Wednesday, September 02, 2009

Diagnostic Stability

I have a question: How do people put down diagnosis on insurance forms over time?
Okay, it's easy to start-- a patient walks in with Major Depression, recurrent, moderate in severity. 296.32
The patient takes medications and gets better. No more symptoms. They come once a month. Let's say they come for a 50 minute session once a month because....
But they aren't coming in and spending 50 minutes talking about their symptoms. They aren't having any. Maybe they spend 5 minutes talking about medication-related issues...needing refills, lab work, side effects. And then, they spend 45 minutes talking about the events and activities in their life and their relationships with others. Maybe one of those relationships is having some difficulty and this is what they spend the bulk of the session talking about.
So what's the code? Does it still code as a 296.32 (this is what they sought help for) or does it now go on the wonderful form as Major Depression, in remission. Oh, but they're only in remission because they are on meds.
And the next visit, the primary topic is a panic attack. But they don't have enough symptoms or enough frequency of panic attacks to actually meet criteria for panic disorder. Or maybe they do. Do you change the diagnosis to panic disorder, or do you leave it 296.32?
The following visit, what do you know, the patient is feeling a little depressed. Does the diagnosis change to major depression, mild?

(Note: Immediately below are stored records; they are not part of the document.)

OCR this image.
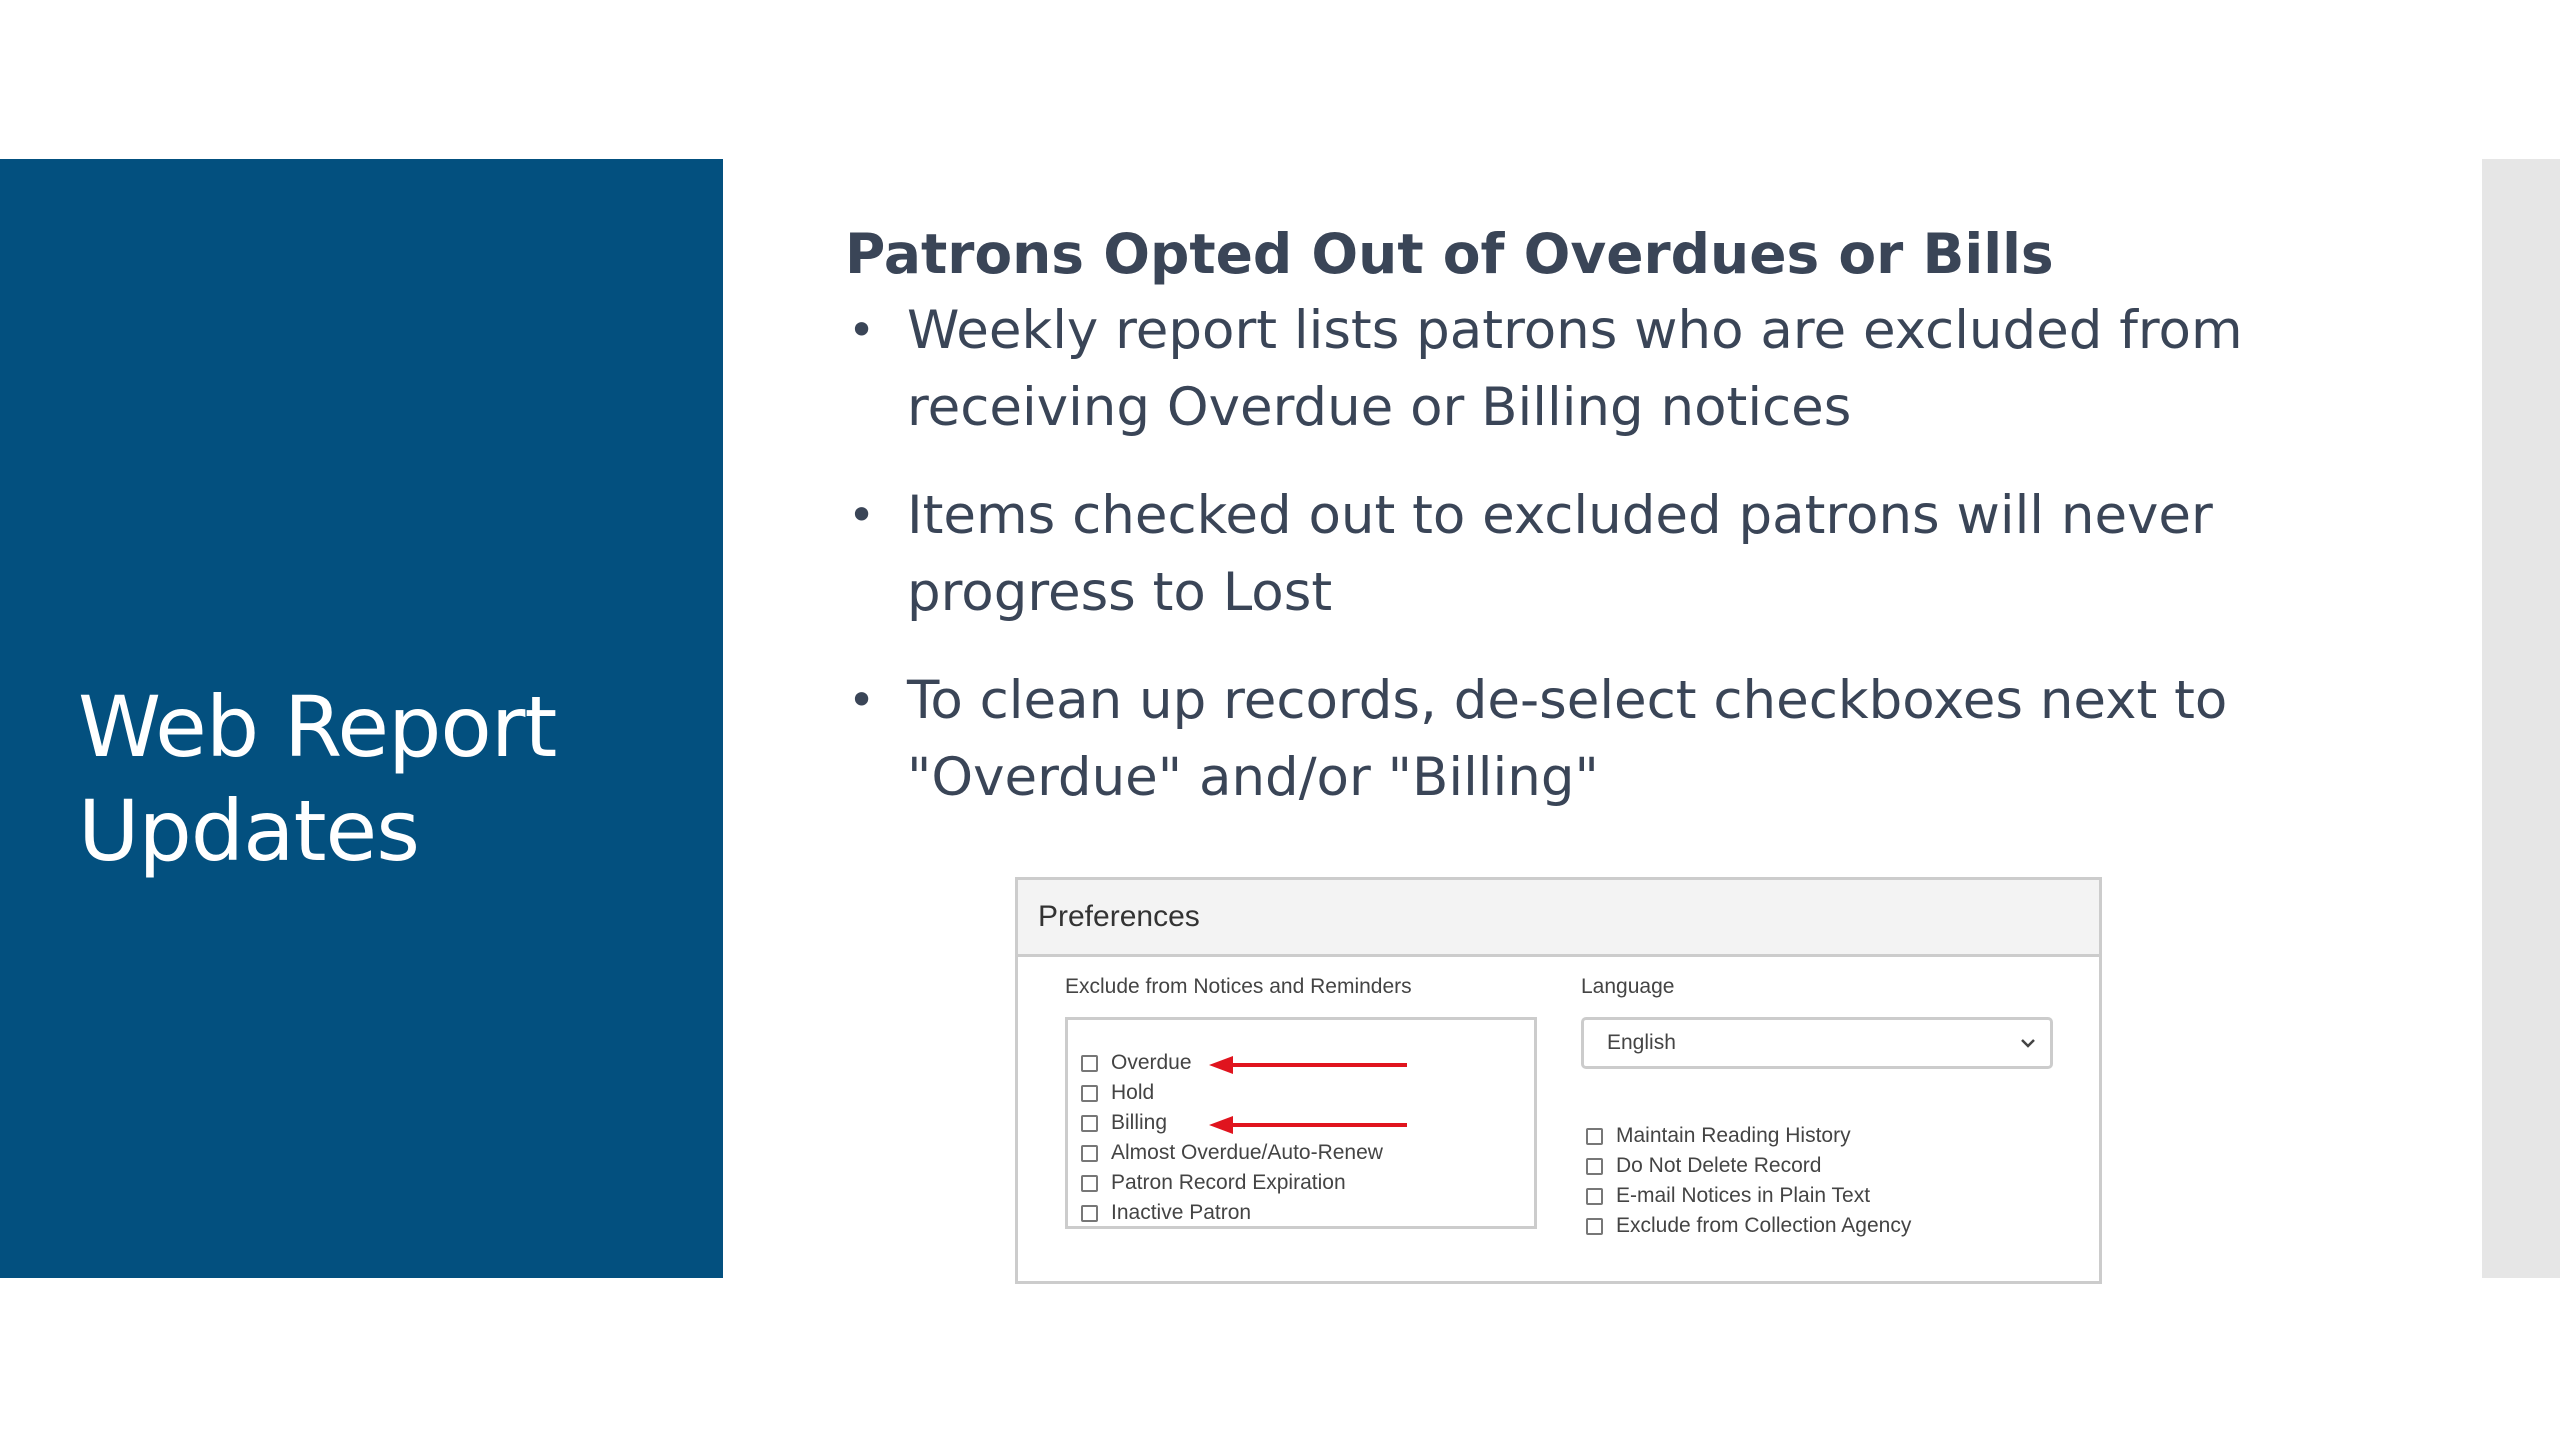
Web Report Updates
Patrons Opted Out of Overdues or Bills
• Weekly report lists patrons who are excluded from receiving Overdue or Billing notices
• Items checked out to excluded patrons will never progress to Lost
• To clean up records, de-select checkboxes next to "Overdue" and/or "Billing"
Preferences
Exclude from Notices and Reminders
Overdue
Hold
Billing
Almost Overdue/Auto-Renew
Patron Record Expiration
Inactive Patron
Language
English
Maintain Reading History
Do Not Delete Record
E-mail Notices in Plain Text
Exclude from Collection Agency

And what about coding those sessions? If the patient doesn't talk about symptoms or medications, is it coded as a psychotherapy session (90806) or as a psychotherapy session with medication management (90807)? I always code a 90807 on the theory that I'm a doctor, and at some level, I always consider from what I hear whether the medications are working...enough, not enough, what ever. If someone's on medicine, there's no way I can know before they walk through the door whats med management and what's therapy. I know one psychiatrist who said he codes therapy sessions as 90806 (no med management and it's often reimbursed to the patient at a lower rate)....I wondered, if the patient walks in and wants their medications changed, does he tell them they have to come back for a different visit? Or does he wait to see how the session goes and then decide what to code (and what to charge?)

There are things they don't ever teach us in a formal way. And there's not a great way to ask (ah, who do you ask?)- I thought I'd ask you!